You’ll need baits to pull them in.
Offer bonuses and other extras attract customers
Who wouldn’t want to stick with business owners that care? You’d need to sustain such freebies and improve on your services to keep them.
Not only will you create a healthy publicity for yourself, you’re giving yourself an opportunity to know the perception and reaction of the market to your new products.
In your first year, it’s also important to factor in the number of customers you need to sell to and at what price inclusive of production and distribution costs before you breakeven and make profit. For example sell:
10 shoe polishes @ $1.14 (N350) /piece
50 shoe polishes @ $0.49 (N 150) /piece
100 Shoe polishes @$0.16 (N 50) /piece
The N50 per piece looks most affordable and most likely would generate more sales but it may be unprofitable as it appears to attract more operational costs.
Are you concerned about the numbers or you’re interested in growing a brand that will sell highly priced items in the future?

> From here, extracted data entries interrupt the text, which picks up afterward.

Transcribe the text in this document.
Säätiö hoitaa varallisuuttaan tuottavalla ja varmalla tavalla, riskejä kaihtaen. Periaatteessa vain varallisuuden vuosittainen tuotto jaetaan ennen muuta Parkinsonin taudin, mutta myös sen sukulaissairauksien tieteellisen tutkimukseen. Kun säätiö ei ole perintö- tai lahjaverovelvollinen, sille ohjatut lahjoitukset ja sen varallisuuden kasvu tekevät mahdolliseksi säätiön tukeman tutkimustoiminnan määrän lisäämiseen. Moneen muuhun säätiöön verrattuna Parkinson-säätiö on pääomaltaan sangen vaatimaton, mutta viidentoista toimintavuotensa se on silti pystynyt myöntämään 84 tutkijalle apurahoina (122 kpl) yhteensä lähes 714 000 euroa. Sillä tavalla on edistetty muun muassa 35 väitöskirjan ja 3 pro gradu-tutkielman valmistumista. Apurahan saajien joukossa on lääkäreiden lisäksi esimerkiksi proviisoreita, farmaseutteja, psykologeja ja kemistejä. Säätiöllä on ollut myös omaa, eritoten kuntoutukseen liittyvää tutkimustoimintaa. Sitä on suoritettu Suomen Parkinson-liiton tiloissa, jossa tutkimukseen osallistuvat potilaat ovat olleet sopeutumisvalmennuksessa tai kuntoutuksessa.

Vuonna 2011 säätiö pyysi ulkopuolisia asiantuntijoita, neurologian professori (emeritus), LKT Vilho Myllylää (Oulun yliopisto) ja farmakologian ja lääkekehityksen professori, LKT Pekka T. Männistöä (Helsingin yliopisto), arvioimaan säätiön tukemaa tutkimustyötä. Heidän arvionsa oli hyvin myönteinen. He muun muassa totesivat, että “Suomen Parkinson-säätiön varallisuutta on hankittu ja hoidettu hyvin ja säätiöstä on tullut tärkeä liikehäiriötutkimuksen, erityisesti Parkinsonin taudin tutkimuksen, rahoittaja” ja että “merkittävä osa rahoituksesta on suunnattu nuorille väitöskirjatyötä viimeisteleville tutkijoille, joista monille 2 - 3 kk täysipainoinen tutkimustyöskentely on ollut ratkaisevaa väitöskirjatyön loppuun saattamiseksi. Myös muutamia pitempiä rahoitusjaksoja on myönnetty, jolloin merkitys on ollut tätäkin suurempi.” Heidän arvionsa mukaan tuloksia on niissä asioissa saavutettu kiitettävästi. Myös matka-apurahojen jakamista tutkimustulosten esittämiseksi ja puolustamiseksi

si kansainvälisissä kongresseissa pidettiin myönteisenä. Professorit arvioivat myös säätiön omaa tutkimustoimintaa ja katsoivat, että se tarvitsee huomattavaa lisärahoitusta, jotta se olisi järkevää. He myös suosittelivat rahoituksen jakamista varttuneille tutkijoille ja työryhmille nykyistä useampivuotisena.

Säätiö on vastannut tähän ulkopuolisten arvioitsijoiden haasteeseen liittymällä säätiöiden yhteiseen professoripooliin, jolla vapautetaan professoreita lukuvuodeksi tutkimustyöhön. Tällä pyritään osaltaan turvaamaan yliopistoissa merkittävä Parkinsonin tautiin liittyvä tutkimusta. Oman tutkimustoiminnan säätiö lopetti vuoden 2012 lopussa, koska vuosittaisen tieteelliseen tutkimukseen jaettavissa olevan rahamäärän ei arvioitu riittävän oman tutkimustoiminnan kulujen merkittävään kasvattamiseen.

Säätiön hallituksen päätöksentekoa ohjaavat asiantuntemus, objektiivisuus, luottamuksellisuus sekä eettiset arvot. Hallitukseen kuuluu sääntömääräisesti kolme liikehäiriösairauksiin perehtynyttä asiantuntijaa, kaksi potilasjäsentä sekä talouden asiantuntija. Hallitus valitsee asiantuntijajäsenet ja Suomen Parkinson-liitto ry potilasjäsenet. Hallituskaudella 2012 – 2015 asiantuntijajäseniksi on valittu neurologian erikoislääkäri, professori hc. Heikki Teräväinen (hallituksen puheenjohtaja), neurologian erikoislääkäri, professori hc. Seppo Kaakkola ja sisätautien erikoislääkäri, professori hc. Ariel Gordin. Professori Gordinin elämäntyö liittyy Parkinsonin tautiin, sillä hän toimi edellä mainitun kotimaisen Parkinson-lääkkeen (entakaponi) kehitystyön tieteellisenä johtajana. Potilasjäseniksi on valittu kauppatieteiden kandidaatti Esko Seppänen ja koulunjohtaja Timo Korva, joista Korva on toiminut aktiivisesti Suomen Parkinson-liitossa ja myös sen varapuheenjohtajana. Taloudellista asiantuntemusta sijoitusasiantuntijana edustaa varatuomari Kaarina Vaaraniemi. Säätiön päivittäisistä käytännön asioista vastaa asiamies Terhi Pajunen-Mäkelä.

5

It depends on your perspective and what kind of business you want to build. You can bootstrap a big brand, yes you can.
The early years of Steve Jobs and Steve Wozniak starting Apple in a garage is a story well known. After they dropped out from college to develop their computer devices in the Job’s garage, it got to a time they knew they needed more financing. Job later had to find a co-signer to get a bank loan of $250,000.
Be conservative with what you have while remaining realistic with your profit expectations. Work towards covering your costs and thereafter, break even.
Once you’ve considered your figures and how you’ll make money, then you can go out and start talking to people about your products while you prepare to launch your business.